Identity Theft

Printable View

  • 03-07-2006, 11:02 AM
    mwfanelli
    Identity Theft
    I was notified that my name and personal info was one of 93,000 on a missing laptop computer. Metro State College in Denver gave a graduate student this information for a thesis. No one was asked permission to allow this information to be given out. The data was in plain text on an unsecured computer.

    This is not the first time personal data has been stolen due to sloppy controls. Metro is willing (they say) to pay for certain clean-up costs but... wouldn't it be much more intelligent to stop circulating this information on the slightest whim?

    My take is that any organization and/or individual who does not take the simple steps to protect personal data (encryption, for example) should be charged with a felony. Any organization that gives out personal information without a person's permission should be massively fined.

    What do y'all think about the increasingly sloppy use of personal information?
  • 03-07-2006, 02:05 PM
    SmartWombat
    Re: Identity Theft
    Quote:

    I was notified that my name and personal info was one of 93,000 on a missing laptop computer. Metro State College in Denver gave a graduate student this information
    Are you sure that's true?
    That it wasn't a fishing exercise to get you to email back and give some information?

    Quote:

    Any organization that gives out personal information without a person's permission should be massively fined.
    That is true in the UK, under the data protection act, and throughout the whole of the EU.
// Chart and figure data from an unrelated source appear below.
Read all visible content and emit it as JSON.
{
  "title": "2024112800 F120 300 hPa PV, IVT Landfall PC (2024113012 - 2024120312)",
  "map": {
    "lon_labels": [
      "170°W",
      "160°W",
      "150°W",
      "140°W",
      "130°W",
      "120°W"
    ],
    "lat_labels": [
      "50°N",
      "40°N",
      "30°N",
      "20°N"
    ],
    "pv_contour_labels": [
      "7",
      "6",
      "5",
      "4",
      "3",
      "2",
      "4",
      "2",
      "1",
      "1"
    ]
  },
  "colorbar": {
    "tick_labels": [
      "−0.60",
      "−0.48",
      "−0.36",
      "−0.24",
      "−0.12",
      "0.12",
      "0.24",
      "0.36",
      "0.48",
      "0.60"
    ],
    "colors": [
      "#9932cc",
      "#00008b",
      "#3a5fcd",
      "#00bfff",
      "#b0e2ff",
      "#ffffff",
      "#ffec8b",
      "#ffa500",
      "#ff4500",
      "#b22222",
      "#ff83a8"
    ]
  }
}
    Any person who gives out personal information that is unnecessary for the third party to do their legitimate business is doing it to themselves though.
  • 03-08-2006, 03:23 PM
    mwfanelli
    Re: Identity Theft
    Quote:

    Originally Posted by SmartWombat
    Are you sure that's true?
    That it wasn't a fishing exercise to get you to email back and give some information?

    No, the main page of Metro has it as a headline and the Denver papers and TV stations have been covering it.

    There are many things I dislike about EU policies but privacy is not one of them. If only the US took this sort of thing seriously. If only people in control of personal data took this seriously.